Dorries is not the first sitting MP to agree to appear on a
celebrity ‘reality’ TV show: that honour goes to George Galloway, whose
vomit-inducing performance on Celebrity
Big Brother was not only the first of this sub genre of MPs making tits of
themselves on reality telly, but possibly also its apotheosis.
The news that Dorries was flying to Oz emerged just days
after Labour MP Denis MacShane was found to have submitted 19 false invoices
for expenses – shouldn’t they be banged out of office (and up) simply for being
so incredibly stupid as to keep doing things like this, given the scandal of 2009?
But it throws Dorries’s celebrity ambitions into a certain
perspective and reminds us of how some politicians have commoditised their representing
of us into financial gain beyond their legitimate remuneration.
In a delightful sleight, the Guardian – clever for once – produced comedy gold when it persuaded
Louise Mensch to opine on the matter, condemning Dorries for ‘demeaning’ the office of MP.

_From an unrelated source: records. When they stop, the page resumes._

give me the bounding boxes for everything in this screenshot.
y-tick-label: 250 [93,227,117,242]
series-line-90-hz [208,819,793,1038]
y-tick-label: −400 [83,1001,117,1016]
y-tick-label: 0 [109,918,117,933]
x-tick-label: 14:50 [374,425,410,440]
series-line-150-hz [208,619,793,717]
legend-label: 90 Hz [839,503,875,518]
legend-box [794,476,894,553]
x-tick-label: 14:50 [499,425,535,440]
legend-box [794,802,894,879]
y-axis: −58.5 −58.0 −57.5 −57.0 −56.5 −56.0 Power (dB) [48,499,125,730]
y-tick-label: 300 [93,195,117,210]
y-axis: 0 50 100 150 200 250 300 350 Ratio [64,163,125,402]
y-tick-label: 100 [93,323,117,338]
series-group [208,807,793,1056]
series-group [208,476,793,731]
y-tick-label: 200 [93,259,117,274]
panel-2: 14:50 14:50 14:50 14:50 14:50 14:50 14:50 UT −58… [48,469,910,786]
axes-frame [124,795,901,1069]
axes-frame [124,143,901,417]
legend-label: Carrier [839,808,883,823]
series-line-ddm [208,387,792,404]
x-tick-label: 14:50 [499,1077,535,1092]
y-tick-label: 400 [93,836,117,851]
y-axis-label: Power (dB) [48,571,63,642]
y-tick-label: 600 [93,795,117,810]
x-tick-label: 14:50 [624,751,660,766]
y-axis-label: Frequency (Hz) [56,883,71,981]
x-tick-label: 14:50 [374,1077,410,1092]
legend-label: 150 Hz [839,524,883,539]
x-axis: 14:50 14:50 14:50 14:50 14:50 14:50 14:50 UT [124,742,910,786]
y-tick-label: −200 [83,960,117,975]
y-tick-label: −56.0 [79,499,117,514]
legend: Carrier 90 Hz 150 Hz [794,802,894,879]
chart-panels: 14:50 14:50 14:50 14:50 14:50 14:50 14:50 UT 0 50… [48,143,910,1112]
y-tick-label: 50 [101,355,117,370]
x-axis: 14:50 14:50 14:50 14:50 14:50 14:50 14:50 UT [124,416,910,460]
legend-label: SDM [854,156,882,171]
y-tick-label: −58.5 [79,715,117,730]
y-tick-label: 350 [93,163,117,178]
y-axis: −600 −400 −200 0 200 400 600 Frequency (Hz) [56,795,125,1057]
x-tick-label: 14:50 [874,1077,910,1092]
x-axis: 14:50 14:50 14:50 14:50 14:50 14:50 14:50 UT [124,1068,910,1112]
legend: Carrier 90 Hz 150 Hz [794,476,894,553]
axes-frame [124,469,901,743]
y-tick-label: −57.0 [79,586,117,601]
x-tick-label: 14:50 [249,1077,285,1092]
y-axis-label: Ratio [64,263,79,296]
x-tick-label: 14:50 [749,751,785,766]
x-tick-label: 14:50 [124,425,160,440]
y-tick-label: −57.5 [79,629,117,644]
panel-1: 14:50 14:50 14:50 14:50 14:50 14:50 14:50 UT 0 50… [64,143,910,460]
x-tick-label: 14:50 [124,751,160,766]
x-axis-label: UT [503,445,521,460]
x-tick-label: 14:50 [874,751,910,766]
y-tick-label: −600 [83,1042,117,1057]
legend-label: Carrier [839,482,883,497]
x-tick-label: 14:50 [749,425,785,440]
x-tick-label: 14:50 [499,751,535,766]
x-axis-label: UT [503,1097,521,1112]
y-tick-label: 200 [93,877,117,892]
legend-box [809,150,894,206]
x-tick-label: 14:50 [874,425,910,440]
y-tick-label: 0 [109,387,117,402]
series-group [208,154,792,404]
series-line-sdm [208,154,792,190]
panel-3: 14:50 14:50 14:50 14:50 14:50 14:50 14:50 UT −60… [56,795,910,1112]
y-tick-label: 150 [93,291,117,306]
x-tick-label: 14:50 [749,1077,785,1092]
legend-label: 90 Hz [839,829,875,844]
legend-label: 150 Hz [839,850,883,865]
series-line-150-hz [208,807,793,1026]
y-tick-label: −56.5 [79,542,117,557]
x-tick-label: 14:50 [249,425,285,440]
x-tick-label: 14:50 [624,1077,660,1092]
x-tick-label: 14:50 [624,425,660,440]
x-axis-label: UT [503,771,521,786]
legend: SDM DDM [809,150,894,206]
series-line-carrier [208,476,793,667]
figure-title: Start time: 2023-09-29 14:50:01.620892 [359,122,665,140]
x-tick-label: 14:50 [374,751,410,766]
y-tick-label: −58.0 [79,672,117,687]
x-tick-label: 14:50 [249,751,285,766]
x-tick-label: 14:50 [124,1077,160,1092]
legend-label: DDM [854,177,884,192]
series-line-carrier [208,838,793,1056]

Murdoch worshipper and chick lit author Mensch, who has
herself just recently resigned as an MP in order to ‘spend more time with her
family’ – possibly the first time this has happened without being preceeded by
a sexual ‘scandal’ – enjoyed a high-profile political career (while it lasted),
including appearing on topical comedy quiz Have
I Got News for You, where she was pretty much eaten alive by Ian Hislop.
But increasingly we can see that politics has been
commoditised, with public office a career move and a step into celebrity and/or
nice business opportunities in other areas.
I can hardly be alone, for instance, in imagining that,
after setting in motion the privatisation of the health service, former health
secretary Andrew Lansley will not be forgotten by the private healthcare
companies that had sponsored him for years before.
And Tony Blair has been busy making himself a tidy fortune
‘advising’ the despotic regime in Kazakhstan – which just happens to have oil –
a move only made possible by his having held high political office.
Now of course politicians, once they leave office – or have
its departure foisted on them by a disenchanted electorate – have to do
something with their time. We wouldn’t them all to become benefit scroungers,
would we?
But herein lies a larger issue: how many MPs, for
instance, genuinely had careers before politics and have skills outside of it,
that would not simply see them trading on their political experience afterwards?
Should we insist that all those who stand for election have done
something other than study for a degree in PPE – that holy trinity of politics,
philosophy and economics?
Because while it somehow doesn’t seem as though it should be
the main point of standing for office, what is clear is that politics sells:
and it sells individuals some very juicy career opportunities.
But some of those same politicians commoditise things
themselves. They’re presently engaged in carrying on Lansley’s work of commoditising
health care, as they parcel up the NHS and sell it off to private companies to
make profit.
Yes indeed – granny’s cancer is being commoditised so that
it becomes profitable for someone.
The same is true of the police and justice system, which
may have faults, but isn’t going to be improved by being privatised, so that
the prime issue becomes the making of profit.
Unemployment has been commoditised – trying to get people
into work is a profitable business for the likes of A4e. It’s financially
beneficial for large companies too, when they can get free labour via the
ironically named ‘Workfare’ scheme and even lay off paid staff.
The disabled can be commoditised, as yet another company
(Atos, in this case) profits from it’s update of the old Jesus and Lazarus comedy
double act, by claiming that people who are chronically disabled can get up and
work, and therefore require no state help whatsoever.
And yet when you hear people worry about commoditisation,
it’s almost invariably about sex, as though they’d never heard about ‘the
oldest profession’!
Oh, sex sells – and when people are complaining about that,
what it seems to be selling most effectively is a lovely diversion from the
commoditisation of just about everything else in life.